Fire Doesn’t Deter Paralyzed Veteran
As it does for other fire victims, the American Red Cross found Richard Pfost temporary housing after an apartment blaze destroyed all his possessions.
The Monday fire left Pfost, who is paralyzed, with only the clothes he was wearing, a blue backpack strapped to his motorized wheelchair--and some serious problems.
Without the special equipment that helped him get about, Pfost and a paid helper had to call firefighters Tuesday morning to help him rise from his bed in a motel. By Tuesday afternoon, with nowhere else to turn, he was at the Veterans Administration Hospital in Long Beach.
Served in Vietnam
“I’m not sick. All I need is a place to live,” said Pfost, 48, a veteran with 10 years service in the U.S. Army, including Vietnam duty.
Pfost, who is classified as an incomplete quadriplegic because he has some use of his hands, said that he doesn’t want to wait six to eight weeks for workers to rebuild his Irvine apartment. By the end of the week, he wants to be back to classes at Irvine Valley College, where he goes daily in two-mile wheelchair jaunts
“I told my counselor I’d be back to school this week--one way or another,” Pfost said as his helper lifted a fork of cottage cheese to his mouth. “My chair doesn’t keep me from doing what I want to do.”
At Irvine Valley College, news of Pfost’s misfortune “spread like wildfire,” Prof. Joyce Arntson said. In his computer class, classmates on Tuesday raised a few dollars and others began exploring ways to help him, Arntson said. The husky, bearded Pfost is a familiar sight to students and faculty alike as he maneuvers his wheelchair around the campus’s five buildings.
“It doesn’t seem fair. Darn it, I tell you, there’s an awful lot of well-wishing going on today. We certainly have missed him,” Arntson said Tuesday afternoon. “He is always such a happy soul. He is extremely helpful and cheerful.”
Pfost, who said he wants to earn degrees in economics, accounting and computers, began classes in January. At the time, he knew nothing about computers. Now, he tutors other students.
“The good Lord let me stay alive after my accident. I don’t want to sell him short,” Pfost said of his ambitious goal to earn three college degrees.
Pfost, an Idaho native, moved to California for the weather: “Can you imagine being like this in ice and snow?” His new temporary home, the VA hospital, is far from a new experience.
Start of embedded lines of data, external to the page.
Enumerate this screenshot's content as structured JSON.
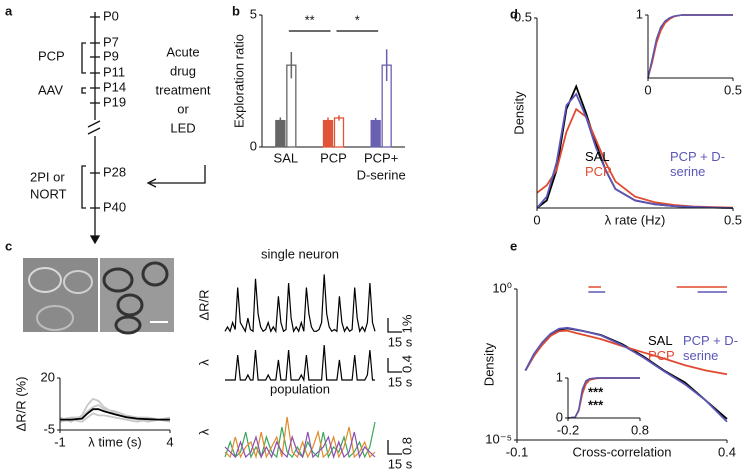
{
  "panel_labels": [
    "a",
    "b",
    "c",
    "d",
    "e"
  ],
  "timeline": {
    "ticks": [
      "P0",
      "P7",
      "P9",
      "P11",
      "P14",
      "P19",
      "P28",
      "P40"
    ],
    "pcp_label": "PCP",
    "aav_label": "AAV",
    "imaging_label": [
      "2PI or",
      "NORT"
    ],
    "treatment_label": [
      "Acute",
      "drug",
      "treatment",
      "or",
      "LED"
    ]
  },
  "chart_data": [
    {
      "type": "bar",
      "ylabel": "Exploration ratio",
      "categories": [
        [
          "SAL"
        ],
        [
          "PCP"
        ],
        [
          "PCP+",
          "D-serine"
        ]
      ],
      "colors": [
        "#666666",
        "#e0553a",
        "#6a60b0"
      ],
      "series": [
        {
          "fill": "solid",
          "values": [
            1,
            1,
            1
          ],
          "errors": [
            0.12,
            0.12,
            0.1
          ]
        },
        {
          "fill": "open",
          "values": [
            3.1,
            1.1,
            3.1
          ],
          "errors": [
            0.5,
            0.1,
            0.6
          ]
        }
      ],
      "significance": [
        {
          "label": "**",
          "between": [
            0,
            1
          ]
        },
        {
          "label": "*",
          "between": [
            1,
            2
          ]
        }
      ],
      "ylim": [
        0,
        5
      ],
      "yticks": [
        0,
        5
      ]
    },
    {
      "type": "line",
      "ylabel": "ΔR/R (%)",
      "xlabel": "λ time (s)",
      "x": [
        -1,
        -0.5,
        0,
        0.25,
        0.5,
        0.75,
        1,
        1.5,
        2,
        2.5,
        3,
        3.5,
        4
      ],
      "series": [
        {
          "color": "#c8c8c8",
          "values": [
            1,
            -1,
            2,
            7,
            10,
            9,
            6,
            3,
            1,
            0,
            -1,
            0,
            1
          ]
        },
        {
          "color": "#c8c8c8",
          "values": [
            -1,
            0,
            -1,
            1,
            3,
            2,
            2,
            1,
            0,
            -1,
            0,
            0,
            -1
          ]
        },
        {
          "color": "#c8c8c8",
          "values": [
            0,
            1,
            1,
            4,
            6,
            7,
            5,
            4,
            2,
            1,
            1,
            0,
            0
          ]
        },
        {
          "color": "#000000",
          "values": [
            0,
            0,
            0.5,
            3,
            5,
            5,
            4,
            2.5,
            1.2,
            0.5,
            0.2,
            0,
            0
          ]
        }
      ],
      "xlim": [
        -1,
        4
      ],
      "ylim": [
        -5,
        20
      ],
      "xticks": [
        -1,
        4
      ],
      "yticks": [
        -5,
        20
      ]
    },
    {
      "type": "trace",
      "title": "single neuron",
      "ylabel": "ΔR/R",
      "scale_labels": [
        "1%",
        "15 s"
      ],
      "series": [
        {
          "color": "#000000",
          "values": [
            1,
            1.5,
            1,
            2,
            1.2,
            6,
            2,
            1.5,
            1,
            2.5,
            1.2,
            1,
            7,
            3,
            1.5,
            1,
            1.2,
            2,
            1,
            1.5,
            1,
            5,
            2,
            1,
            1.2,
            6.5,
            2.5,
            1,
            1.5,
            1,
            2,
            1,
            6,
            3,
            1.5,
            1,
            1,
            1.2,
            2,
            7.5,
            3,
            1.5,
            1,
            1.2,
            1,
            5,
            2,
            1,
            1.5,
            1,
            1.2,
            6,
            2.5,
            1,
            1.5,
            1,
            2,
            6.5,
            2,
            1
          ]
        }
      ],
      "ylim": [
        0,
        8
      ]
    },
    {
      "type": "trace",
      "ylabel": "λ",
      "scale_labels": [
        "0.4",
        "15 s"
      ],
      "series": [
        {
          "color": "#000000",
          "values": [
            0,
            0,
            0,
            0,
            0,
            0.5,
            0,
            0,
            0,
            0.1,
            0,
            0,
            0.6,
            0,
            0,
            0,
            0,
            0.1,
            0,
            0,
            0,
            0.4,
            0,
            0,
            0,
            0.6,
            0,
            0,
            0,
            0,
            0.1,
            0,
            0.5,
            0,
            0,
            0,
            0,
            0,
            0,
            0.7,
            0,
            0,
            0,
            0,
            0,
            0.4,
            0,
            0,
            0,
            0,
            0,
            0.5,
            0,
            0,
            0,
            0,
            0.1,
            0.6,
            0,
            0
          ]
        }
      ],
      "ylim": [
        0,
        0.7
      ]
    },
    {
      "type": "trace",
      "title": "population",
      "ylabel": "λ",
      "scale_labels": [
        "0.8",
        "15 s"
      ],
      "series": [
        {
          "color": "#3aa65a",
          "values": [
            0.1,
            0.4,
            0.1,
            0.2,
            0.6,
            0.1,
            0.3,
            0.1,
            0.5,
            0.2,
            0.1,
            0.7,
            0.2,
            0.1,
            0.3,
            0.1,
            0.4,
            0.2,
            0.1,
            0.6,
            0.1,
            0.3,
            0.2,
            0.5,
            0.1,
            0.2,
            0.4,
            0.1,
            0.3,
            0.8
          ]
        },
        {
          "color": "#e08a2a",
          "values": [
            0.2,
            0.1,
            0.5,
            0.1,
            0.3,
            0.4,
            0.1,
            0.6,
            0.1,
            0.3,
            0.5,
            0.1,
            0.9,
            0.2,
            0.1,
            0.4,
            0.1,
            0.3,
            0.6,
            0.1,
            0.2,
            0.5,
            0.1,
            0.3,
            0.7,
            0.1,
            0.2,
            0.4,
            0.1,
            0.2
          ]
        },
        {
          "color": "#8a4fb0",
          "values": [
            0.3,
            0.2,
            0.1,
            0.4,
            0.1,
            0.2,
            0.5,
            0.1,
            0.3,
            0.1,
            0.4,
            0.2,
            0.1,
            0.5,
            0.2,
            0.1,
            0.6,
            0.1,
            0.2,
            0.3,
            0.5,
            0.1,
            0.4,
            0.1,
            0.2,
            0.6,
            0.1,
            0.3,
            0.2,
            0.1
          ]
        }
      ],
      "ylim": [
        0,
        1.2
      ]
    },
    {
      "type": "line",
      "ylabel": "Density",
      "xlabel": "λ rate (Hz)",
      "x": [
        0,
        0.025,
        0.05,
        0.075,
        0.1,
        0.125,
        0.15,
        0.175,
        0.2,
        0.25,
        0.3,
        0.35,
        0.4,
        0.45,
        0.5
      ],
      "series": [
        {
          "name": "SAL",
          "color": "#000000",
          "values": [
            0,
            0.02,
            0.1,
            0.26,
            0.32,
            0.25,
            0.17,
            0.1,
            0.05,
            0.02,
            0.01,
            0.005,
            0.003,
            0.001,
            0
          ]
        },
        {
          "name": "PCP",
          "color": "#e04a2f",
          "values": [
            0.04,
            0.06,
            0.1,
            0.2,
            0.26,
            0.24,
            0.18,
            0.12,
            0.07,
            0.03,
            0.015,
            0.008,
            0.004,
            0.002,
            0.001
          ]
        },
        {
          "name": "PCP + D-serine",
          "color": "#5b56b8",
          "values": [
            0,
            0.03,
            0.12,
            0.27,
            0.3,
            0.24,
            0.16,
            0.1,
            0.05,
            0.02,
            0.01,
            0.005,
            0.003,
            0.001,
            0
          ]
        }
      ],
      "xlim": [
        0,
        0.5
      ],
      "ylim": [
        0,
        0.5
      ],
      "xticks": [
        0,
        0.5
      ],
      "yticks": [
        0.5
      ],
      "inset": {
        "x": [
          0,
          0.025,
          0.05,
          0.075,
          0.1,
          0.125,
          0.15,
          0.175,
          0.2,
          0.25,
          0.3,
          0.35,
          0.4,
          0.45,
          0.5
        ],
        "series": [
          {
            "color": "#000000",
            "values": [
              0,
              0.3,
              0.6,
              0.8,
              0.9,
              0.95,
              0.98,
              0.99,
              1,
              1,
              1,
              1,
              1,
              1,
              1
            ]
          },
          {
            "color": "#e04a2f",
            "values": [
              0,
              0.25,
              0.55,
              0.75,
              0.87,
              0.93,
              0.97,
              0.99,
              1,
              1,
              1,
              1,
              1,
              1,
              1
            ]
          },
          {
            "color": "#5b56b8",
            "values": [
              0,
              0.3,
              0.62,
              0.81,
              0.9,
              0.95,
              0.98,
              0.99,
              1,
              1,
              1,
              1,
              1,
              1,
              1
            ]
          }
        ],
        "xlim": [
          0,
          0.5
        ],
        "ylim": [
          0,
          1
        ],
        "xticks": [
          0,
          0.5
        ],
        "yticks": [
          1
        ]
      }
    },
    {
      "type": "line",
      "ylabel": "Density",
      "xlabel": "Cross-correlation",
      "log_y": true,
      "x": [
        -0.08,
        -0.06,
        -0.04,
        -0.02,
        0,
        0.02,
        0.04,
        0.06,
        0.1,
        0.15,
        0.2,
        0.25,
        0.3,
        0.35,
        0.4
      ],
      "series": [
        {
          "name": "SAL",
          "color": "#000000",
          "values": [
            0.002,
            0.006,
            0.015,
            0.03,
            0.045,
            0.05,
            0.045,
            0.04,
            0.03,
            0.015,
            0.006,
            0.002,
            0.0008,
            0.0002,
            5e-05
          ]
        },
        {
          "name": "PCP",
          "color": "#e04a2f",
          "values": [
            0.002,
            0.006,
            0.014,
            0.028,
            0.04,
            0.042,
            0.035,
            0.03,
            0.022,
            0.013,
            0.008,
            0.005,
            0.003,
            0.002,
            0.0015
          ]
        },
        {
          "name": "PCP + D-serine",
          "color": "#5b56b8",
          "values": [
            0.002,
            0.007,
            0.017,
            0.033,
            0.048,
            0.052,
            0.046,
            0.04,
            0.029,
            0.014,
            0.0055,
            0.0019,
            0.0007,
            0.0002,
            4e-05
          ]
        }
      ],
      "significance": [
        {
          "color": "#e04a2f",
          "x": [
            0.07,
            0.1
          ]
        },
        {
          "color": "#5b56b8",
          "x": [
            0.07,
            0.11
          ]
        },
        {
          "color": "#e04a2f",
          "x": [
            0.28,
            0.4
          ]
        },
        {
          "color": "#5b56b8",
          "x": [
            0.33,
            0.4
          ]
        }
      ],
      "xlim": [
        -0.1,
        0.4
      ],
      "ylim": [
        1e-05,
        1
      ],
      "xticks": [
        -0.1,
        0.4
      ],
      "yticks": [
        {
          "value": 1e-05,
          "label": "10⁻⁵"
        },
        {
          "value": 1,
          "label": "10⁰"
        }
      ],
      "inset": {
        "x": [
          -0.2,
          -0.1,
          -0.05,
          0,
          0.05,
          0.1,
          0.2,
          0.4,
          0.8
        ],
        "series": [
          {
            "color": "#000000",
            "values": [
              0,
              0.02,
              0.2,
              0.7,
              0.92,
              0.98,
              1,
              1,
              1
            ]
          },
          {
            "color": "#e04a2f",
            "values": [
              0,
              0.02,
              0.18,
              0.6,
              0.85,
              0.95,
              0.99,
              1,
              1
            ]
          },
          {
            "color": "#5b56b8",
            "values": [
              0,
              0.02,
              0.21,
              0.72,
              0.93,
              0.98,
              1,
              1,
              1
            ]
          }
        ],
        "annotations": [
          {
            "text": "***",
            "color": "#e04a2f"
          },
          {
            "text": "***",
            "color": "#5b56b8"
          }
        ],
        "xlim": [
          -0.2,
          0.8
        ],
        "ylim": [
          0,
          1
        ],
        "xticks": [
          -0.2,
          0.8
        ],
        "yticks": [
          0,
          1
        ]
      }
    }
  ]
}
Pfost, who was a long-haul truck driver, spent a year there undergoing therapy after a 1981 accident in Montana that left him an incomplete quadriplegic. “I was very bitter at first. I used to say ‘why me?’ . . . I tell you, if I hadn’t have been a Christian, I wouldn’t be where I am today. . . . I refuse to let my chair be a part of me.”
It took 40 firefighters 36 minutes to douse the Monday fire, which the Orange County Fire Department was investigating Tuesday. Pfost was at school when the fire broke out and destroyed two units of a six-apartment building. His live-in aide, Bessie Amnu, also a student, brought him the bad news.
Fire Destroyed Belongings
“She wasn’t looking too good. And then she said the apartment burnt down. It took me a while to realize what she said,” Pfost said.
In the fire, Pfost lost his new computer, special eating utensils and personal items, such as photographs of his three children and two grandchildren living in Idaho and Washington.
Amnu, who feeds and helps Pfost, said that she is optimistic he will bounce back from this latest tragedy.
“He’s very positive. He keeps on going,” she said. “It might set him back a little bit. But once he gets things together, he’ll go full-speed again.”